――しっかり学んで資産形成としてチャレンジして欲しいですね! それでは実際に新成人が投資や資産形成を始める上で注意すべきポイントやアドバイスを教えてください。
中島:新成人に限った話ではありませんが、何事も美味い話というのはありません。「必ず儲かる」や「ノーリスク・ハイリターン」といった話には絶対に乗らないと決意しましょう。安易に信じず警戒心を持って取り組むくらいで良いと思います。
投資や金融経済にはセオリーはありますが、それでも「絶対」はありません。
常に学び、練習し、経験し、成長していく必要があります。無理のない範囲で投資を行い、徐々にノウハウを身につけていきましょう。実際にお金を使わない「デモトレードアプリ」で、練習してみるのも一つの方法でしょう。
あと、親御さんや親類の方などと、お金や投資について相談することもおすすめです。
独りよがりで投資をするのでは無く、色々な人の意見を聞くことも大切です。頼れるなら頼って助けてもらえば良いでしょう。会話することで気付くこと学ぶこともあるはずです。キチンと情報収集した上で、成人として自分で考え判断することが大人への一歩に繋がります。
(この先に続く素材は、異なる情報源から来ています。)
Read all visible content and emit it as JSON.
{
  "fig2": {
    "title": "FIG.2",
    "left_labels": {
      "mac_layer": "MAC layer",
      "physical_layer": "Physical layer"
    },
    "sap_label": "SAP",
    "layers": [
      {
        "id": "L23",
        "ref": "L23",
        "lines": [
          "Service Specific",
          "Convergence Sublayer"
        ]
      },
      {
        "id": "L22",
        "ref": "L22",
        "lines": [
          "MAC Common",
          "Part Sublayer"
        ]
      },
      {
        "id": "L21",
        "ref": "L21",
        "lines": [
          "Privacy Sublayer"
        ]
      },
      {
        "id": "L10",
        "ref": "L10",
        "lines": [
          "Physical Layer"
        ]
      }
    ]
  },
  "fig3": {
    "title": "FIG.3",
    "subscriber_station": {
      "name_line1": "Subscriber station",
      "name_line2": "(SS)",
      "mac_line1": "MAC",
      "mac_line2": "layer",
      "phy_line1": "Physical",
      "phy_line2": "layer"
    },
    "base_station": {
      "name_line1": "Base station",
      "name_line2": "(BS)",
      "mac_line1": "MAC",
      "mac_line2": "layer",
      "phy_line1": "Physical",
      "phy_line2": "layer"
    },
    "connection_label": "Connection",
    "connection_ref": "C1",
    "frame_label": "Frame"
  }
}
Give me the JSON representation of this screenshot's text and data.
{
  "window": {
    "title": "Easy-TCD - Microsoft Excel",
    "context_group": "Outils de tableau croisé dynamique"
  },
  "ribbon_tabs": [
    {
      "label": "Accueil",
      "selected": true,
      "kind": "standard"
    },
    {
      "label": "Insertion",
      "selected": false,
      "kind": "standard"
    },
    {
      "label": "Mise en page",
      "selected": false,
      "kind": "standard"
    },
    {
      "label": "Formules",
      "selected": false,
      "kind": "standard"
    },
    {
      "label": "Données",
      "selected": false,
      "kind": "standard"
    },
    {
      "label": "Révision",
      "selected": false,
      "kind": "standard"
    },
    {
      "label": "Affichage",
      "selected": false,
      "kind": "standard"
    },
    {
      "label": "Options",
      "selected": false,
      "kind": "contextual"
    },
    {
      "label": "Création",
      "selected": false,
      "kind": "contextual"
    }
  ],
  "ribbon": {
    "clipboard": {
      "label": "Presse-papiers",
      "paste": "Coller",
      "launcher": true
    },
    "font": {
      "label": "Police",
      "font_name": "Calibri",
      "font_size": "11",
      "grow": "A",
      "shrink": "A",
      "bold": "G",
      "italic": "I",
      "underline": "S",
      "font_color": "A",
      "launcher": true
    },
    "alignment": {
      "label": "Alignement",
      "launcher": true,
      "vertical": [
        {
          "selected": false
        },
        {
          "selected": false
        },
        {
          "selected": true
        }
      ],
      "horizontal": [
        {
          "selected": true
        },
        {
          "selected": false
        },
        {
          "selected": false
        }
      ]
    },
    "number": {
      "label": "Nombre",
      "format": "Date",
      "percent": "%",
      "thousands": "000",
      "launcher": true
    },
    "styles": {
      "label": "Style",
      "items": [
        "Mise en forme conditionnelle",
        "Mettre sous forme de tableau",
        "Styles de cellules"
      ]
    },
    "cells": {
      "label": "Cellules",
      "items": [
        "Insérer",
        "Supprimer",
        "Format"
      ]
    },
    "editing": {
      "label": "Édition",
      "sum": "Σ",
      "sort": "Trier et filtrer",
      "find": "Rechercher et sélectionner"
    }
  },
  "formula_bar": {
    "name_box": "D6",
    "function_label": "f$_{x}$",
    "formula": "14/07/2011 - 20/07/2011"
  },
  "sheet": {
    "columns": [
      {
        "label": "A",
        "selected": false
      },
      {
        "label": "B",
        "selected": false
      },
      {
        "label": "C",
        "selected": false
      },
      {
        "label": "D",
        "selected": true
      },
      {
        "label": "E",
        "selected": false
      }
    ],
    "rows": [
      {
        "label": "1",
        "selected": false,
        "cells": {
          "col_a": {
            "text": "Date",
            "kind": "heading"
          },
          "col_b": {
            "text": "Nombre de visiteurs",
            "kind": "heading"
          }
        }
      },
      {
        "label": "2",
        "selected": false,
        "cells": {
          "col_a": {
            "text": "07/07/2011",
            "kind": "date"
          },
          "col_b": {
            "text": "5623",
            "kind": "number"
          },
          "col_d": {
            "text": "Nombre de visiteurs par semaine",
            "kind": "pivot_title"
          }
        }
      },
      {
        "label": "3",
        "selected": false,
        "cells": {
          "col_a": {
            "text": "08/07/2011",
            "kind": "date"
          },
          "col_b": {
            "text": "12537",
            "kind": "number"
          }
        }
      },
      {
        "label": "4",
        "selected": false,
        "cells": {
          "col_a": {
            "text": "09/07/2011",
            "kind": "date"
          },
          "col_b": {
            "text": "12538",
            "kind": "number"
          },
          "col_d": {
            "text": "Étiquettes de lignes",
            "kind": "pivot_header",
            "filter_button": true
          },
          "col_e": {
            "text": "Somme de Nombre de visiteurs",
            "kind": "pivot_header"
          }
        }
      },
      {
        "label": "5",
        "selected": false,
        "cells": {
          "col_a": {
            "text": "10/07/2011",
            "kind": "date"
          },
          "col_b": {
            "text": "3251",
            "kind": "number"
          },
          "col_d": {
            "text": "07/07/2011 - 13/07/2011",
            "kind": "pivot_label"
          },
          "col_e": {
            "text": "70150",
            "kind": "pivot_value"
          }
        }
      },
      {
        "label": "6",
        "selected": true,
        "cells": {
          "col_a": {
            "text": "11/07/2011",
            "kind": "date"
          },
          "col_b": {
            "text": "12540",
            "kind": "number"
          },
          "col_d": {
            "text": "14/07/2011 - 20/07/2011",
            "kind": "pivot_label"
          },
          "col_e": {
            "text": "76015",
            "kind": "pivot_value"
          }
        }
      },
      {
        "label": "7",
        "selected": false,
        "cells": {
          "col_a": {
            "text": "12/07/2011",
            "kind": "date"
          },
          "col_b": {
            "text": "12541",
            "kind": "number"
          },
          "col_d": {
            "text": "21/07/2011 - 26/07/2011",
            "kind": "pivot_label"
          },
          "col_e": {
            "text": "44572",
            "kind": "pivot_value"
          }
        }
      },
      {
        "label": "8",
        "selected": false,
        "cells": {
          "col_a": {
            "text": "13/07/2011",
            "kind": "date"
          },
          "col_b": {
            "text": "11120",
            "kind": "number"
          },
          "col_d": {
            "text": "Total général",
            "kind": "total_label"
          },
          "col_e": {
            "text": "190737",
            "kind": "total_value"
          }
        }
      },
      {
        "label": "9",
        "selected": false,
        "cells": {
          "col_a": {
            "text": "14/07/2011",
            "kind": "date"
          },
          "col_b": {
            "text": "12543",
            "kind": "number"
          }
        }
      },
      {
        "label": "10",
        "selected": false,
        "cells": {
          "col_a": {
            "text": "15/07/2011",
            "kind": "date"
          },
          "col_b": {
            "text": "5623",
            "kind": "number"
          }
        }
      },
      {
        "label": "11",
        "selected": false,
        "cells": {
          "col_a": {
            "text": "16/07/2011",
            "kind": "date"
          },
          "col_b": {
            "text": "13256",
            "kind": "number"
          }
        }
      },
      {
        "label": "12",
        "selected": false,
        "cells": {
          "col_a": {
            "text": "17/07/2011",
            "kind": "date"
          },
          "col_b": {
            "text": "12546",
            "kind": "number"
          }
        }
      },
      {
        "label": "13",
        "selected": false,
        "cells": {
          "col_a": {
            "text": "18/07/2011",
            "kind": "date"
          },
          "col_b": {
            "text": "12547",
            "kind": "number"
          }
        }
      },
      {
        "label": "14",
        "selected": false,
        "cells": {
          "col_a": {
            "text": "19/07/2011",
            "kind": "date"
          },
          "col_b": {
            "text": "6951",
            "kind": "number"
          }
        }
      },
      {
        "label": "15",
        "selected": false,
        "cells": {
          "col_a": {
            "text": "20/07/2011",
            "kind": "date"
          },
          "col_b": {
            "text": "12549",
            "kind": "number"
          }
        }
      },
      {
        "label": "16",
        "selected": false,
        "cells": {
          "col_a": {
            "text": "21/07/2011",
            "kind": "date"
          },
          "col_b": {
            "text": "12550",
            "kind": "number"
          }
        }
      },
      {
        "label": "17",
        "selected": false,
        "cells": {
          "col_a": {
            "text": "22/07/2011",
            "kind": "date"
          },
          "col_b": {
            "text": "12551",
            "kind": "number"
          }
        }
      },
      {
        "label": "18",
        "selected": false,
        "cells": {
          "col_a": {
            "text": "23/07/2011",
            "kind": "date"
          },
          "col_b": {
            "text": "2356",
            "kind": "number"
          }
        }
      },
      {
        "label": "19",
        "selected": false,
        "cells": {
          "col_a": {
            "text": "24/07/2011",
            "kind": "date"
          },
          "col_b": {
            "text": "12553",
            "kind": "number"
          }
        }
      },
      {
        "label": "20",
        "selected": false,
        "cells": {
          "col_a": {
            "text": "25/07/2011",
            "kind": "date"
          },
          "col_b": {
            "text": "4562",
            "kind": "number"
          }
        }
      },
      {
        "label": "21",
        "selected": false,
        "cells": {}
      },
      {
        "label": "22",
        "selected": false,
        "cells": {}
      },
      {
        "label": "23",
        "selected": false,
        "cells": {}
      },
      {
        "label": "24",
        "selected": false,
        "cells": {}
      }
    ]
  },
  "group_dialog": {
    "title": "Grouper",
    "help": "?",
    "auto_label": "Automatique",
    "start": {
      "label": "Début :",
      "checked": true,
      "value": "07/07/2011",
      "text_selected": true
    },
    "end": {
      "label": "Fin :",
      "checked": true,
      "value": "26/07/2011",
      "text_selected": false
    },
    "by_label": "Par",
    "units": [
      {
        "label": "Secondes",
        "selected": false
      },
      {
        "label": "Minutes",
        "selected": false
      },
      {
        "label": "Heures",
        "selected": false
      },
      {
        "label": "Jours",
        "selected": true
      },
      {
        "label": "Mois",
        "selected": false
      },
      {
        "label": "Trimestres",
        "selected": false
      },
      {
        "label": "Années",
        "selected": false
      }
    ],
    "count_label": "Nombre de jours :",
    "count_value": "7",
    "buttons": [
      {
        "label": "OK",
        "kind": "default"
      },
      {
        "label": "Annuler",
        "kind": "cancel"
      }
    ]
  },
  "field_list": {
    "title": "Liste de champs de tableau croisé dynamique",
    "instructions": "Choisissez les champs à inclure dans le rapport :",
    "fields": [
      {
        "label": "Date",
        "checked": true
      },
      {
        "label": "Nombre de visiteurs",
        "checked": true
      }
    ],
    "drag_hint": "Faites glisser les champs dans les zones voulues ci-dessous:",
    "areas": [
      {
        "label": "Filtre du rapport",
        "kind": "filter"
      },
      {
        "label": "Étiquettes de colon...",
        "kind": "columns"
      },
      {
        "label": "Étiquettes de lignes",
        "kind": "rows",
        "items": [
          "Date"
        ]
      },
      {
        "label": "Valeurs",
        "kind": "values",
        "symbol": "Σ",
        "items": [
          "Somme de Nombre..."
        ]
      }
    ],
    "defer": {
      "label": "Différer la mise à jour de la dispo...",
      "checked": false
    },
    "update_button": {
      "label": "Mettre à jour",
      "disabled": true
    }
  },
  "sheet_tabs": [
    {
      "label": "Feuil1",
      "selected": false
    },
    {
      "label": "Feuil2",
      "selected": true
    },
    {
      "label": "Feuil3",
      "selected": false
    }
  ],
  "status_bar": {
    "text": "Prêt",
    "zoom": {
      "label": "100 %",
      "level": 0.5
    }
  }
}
詐欺や怪しい投資商品などに騙される人が減ることも期待
――私たち大人もしっかりとサポートしていきたいですね。では最後に、この成人年齢引き下げに期待することはありますか?
中島:世界は刻一刻と変化し進化しています。それを理解し対応していけるのは若者の特権です。この成人年齢引き下げによって、投資を早く始められるようになり、これまで以上に若い人が活躍する可能性が高まると期待しています。
投資では年齢も属性も何も関わりなく平等です。一生懸命にがんばって努力して成功する人が増えて欲しいですね。
また、日本の金融リテラシーが向上することに繋がって欲しい。詐欺や怪しい投資商品などに騙される人が減ることも期待しています。
――なるほど、うまく活用できれば若い人がより活躍する・より人生の選択肢が増えるための「手段」増えそうですね。より正しい知識を、しっかりと身に付けていってほしいと思います…!
本日は、とても参考になるお話しをありがとうございました。

中島 真志教授
<麗澤大学経済学部教授 中島 真志>
一橋大学法学部卒業。日本銀行、国際決済銀行(BIS)などを経て、2006年より麗澤大学経済学部教授。早稲田大学・立教大学非常勤講師。博士(経済学)。
金融決済システム、暗号資産などの代表的な有識者として金融庁や取引所などの委員会の委員も多数歴任。2021年2月、グリーンモンスター社外取締役就任。主著に『アフター・ビットコイン』『仮想通貨 vs. 中央銀行 』『SWIFTのすべて』『金融読本』など。